Intuitive Machines’ stock plummets 10% as revenue guidance falls short of estimates
2024.05.14 07:55
HOUSTON – Intuitive Machines, Inc. (NASDAQ:LUNR) has reported a significant revenue increase for the first quarter ended March 31, 2024, surpassing analyst expectations. However, revenue guidance for FY24 was below expectations. Following the announcement, the stock was down 10%.
The space exploration company announced Q1 revenue of $73.07 million, a substantial 301% increase over the same quarter last year and a notable beat compared to the consensus estimate of $59.53 million. The revenue boost is primarily attributed to the success of the IM-1 mission and a full quarter of OMES III operations.
The company achieved a historic milestone by delivering NASA and commercial payloads to the Moon further south than any vehicle in history, marking the United States’ first lunar landing in over 50 years. This success, along with the $30 million NASA Lunar Terrain Vehicle (LTV) contract, underscores Intuitive Machines’ growing presence in the space industry.
The company has projected FY2024 revenue to be between $200 million and $240 million, which falls below the analyst consensus of $267.9 million. The lower-than-expected guidance may have tempered investor enthusiasm, as it suggests a more conservative growth outlook.

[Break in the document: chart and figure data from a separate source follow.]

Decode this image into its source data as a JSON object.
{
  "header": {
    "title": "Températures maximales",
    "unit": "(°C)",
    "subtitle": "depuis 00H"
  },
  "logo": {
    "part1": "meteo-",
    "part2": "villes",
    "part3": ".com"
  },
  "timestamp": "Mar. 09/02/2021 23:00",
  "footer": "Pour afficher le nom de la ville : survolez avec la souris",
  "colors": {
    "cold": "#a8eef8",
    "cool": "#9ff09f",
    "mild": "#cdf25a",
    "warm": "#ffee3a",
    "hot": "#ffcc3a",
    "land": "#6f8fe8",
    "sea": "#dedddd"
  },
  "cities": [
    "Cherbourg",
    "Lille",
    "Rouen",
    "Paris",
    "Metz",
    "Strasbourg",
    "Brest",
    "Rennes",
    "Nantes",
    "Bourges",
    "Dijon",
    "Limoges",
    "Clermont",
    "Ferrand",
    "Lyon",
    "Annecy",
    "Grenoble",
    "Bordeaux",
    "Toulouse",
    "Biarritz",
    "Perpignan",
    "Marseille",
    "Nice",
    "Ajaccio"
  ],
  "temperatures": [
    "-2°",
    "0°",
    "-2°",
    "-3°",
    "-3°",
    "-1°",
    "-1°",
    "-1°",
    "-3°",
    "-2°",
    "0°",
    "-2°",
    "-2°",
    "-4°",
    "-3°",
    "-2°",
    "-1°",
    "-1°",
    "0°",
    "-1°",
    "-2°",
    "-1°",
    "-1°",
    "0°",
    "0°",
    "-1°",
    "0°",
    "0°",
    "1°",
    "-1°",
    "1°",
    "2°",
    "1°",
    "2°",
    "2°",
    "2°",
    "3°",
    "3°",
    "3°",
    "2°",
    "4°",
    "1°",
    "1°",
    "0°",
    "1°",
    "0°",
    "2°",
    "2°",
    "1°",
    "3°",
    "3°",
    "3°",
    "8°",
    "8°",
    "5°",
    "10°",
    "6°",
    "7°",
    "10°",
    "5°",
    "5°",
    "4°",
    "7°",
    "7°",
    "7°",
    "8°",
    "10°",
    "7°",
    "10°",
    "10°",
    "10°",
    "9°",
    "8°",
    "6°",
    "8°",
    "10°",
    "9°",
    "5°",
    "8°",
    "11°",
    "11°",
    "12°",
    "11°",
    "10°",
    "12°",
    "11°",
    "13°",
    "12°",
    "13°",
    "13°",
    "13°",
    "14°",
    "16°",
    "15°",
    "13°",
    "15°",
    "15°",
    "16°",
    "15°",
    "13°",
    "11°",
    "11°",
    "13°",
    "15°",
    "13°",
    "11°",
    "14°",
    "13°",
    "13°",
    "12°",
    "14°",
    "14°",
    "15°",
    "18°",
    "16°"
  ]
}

CEO Steve Altemus expressed confidence in the company’s trajectory, stating, “We had an excellent start to the year, anchored by our successful IM-1 mission and a full quarter of OMES III operations.” He highlighted the strategic importance of the LTV services award, which expands the company’s capabilities beyond payload delivery to cargo delivery and surface systems development.
Intuitive Machines ended the quarter with a cash balance of $55.2 million, the largest quarter-end balance since the company’s inception, reflecting disciplined cash management. The company also reported a contracted backlog of $222.4 million.